BY CHARLES HADDON SPURGEON


On Sunday 3 June 1855, Charles H. Spurgeon preached a message
on Ezekiel 34:26 at the New Park Street Chapel. The following is an
excerpt from that sermon; you can read the rest here.

The hour is approaching, when the tribes shall go up to their own country; when Judea, so long a howling wilderness, shall once more blossom like the rose; when, if the temple itself be not restored, yet on Zion's hill shall be raised some Christian building, where the chants of solemn praise shall be heard as erst of old the Psalms of David were sung in the tabernacle. Not long shall it be ere they shall come—shall come from distant lands wher'er they rest or roam; and she who has been the offscouring of all things, whose name has been a proverb and a byword, shall become the glory of all lands. Dejected Zion shall raise her head, shaking herself from dust, and darkness, and the dead. Then shall the Lord feed his people, and make them and the places round about his hill a blessing. I think we do not attach sufficient importance to the restoration of the Jews. We do not think enough of it. But certainly, if there is anything promised in the Bible, it is this. I imagine that you cannot read the Bible without seeing clearly that there is to be an actual restoration of the children of Israel. "Thither they shall go up; they shall come with weeping unto Zion, and with supplications unto Jerusalem." May that happy day soon come! For when the Jews are restored, then the fulness of the Gentiles shall be gathered in; and as soon as they return, then Jesus will come upon Mount Zion to reign with his ancients gloriously, and the halcyon days of the Millennium shall then dawn; we shall then know every man to be a brother and a friend; Christ shall rule, with universal sway.
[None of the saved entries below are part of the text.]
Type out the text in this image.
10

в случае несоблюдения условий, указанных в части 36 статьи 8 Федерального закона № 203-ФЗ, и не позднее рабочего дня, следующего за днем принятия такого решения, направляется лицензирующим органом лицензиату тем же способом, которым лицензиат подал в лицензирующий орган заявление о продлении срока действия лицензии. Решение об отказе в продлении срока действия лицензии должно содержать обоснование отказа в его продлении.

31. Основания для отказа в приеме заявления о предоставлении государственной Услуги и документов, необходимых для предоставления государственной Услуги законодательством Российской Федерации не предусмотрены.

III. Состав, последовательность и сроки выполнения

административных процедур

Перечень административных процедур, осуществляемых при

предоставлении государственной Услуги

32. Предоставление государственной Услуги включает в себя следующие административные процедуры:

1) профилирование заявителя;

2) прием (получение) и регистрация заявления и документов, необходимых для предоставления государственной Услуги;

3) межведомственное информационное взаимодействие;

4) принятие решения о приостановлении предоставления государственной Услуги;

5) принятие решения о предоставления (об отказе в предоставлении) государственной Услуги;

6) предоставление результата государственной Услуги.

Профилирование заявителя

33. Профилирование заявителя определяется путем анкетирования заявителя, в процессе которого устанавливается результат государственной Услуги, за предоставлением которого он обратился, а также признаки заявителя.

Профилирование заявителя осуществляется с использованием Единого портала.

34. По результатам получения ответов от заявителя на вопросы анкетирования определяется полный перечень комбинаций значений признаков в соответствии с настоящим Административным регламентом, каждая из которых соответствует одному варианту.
I think we do not attach sufficient importance to the restoration of the Jews. We do not think enough of it. But certainly, if there is anything promised in the Bible, it is this.

This, then, is the meaning of the text; that God would make Jerusalem and the places round about his hill a blessing. I shall not, however, use it so this morning, but I shall use it in a more confined sense—or, perhaps, in a more enlarged sense—as it applies to the church of Jesus Christ, and to this particular church with which you and I stand connected. "I will make them and the places round about my hill a blessing; and I will cause the shower to come down in his season; there shall be showers of blessing."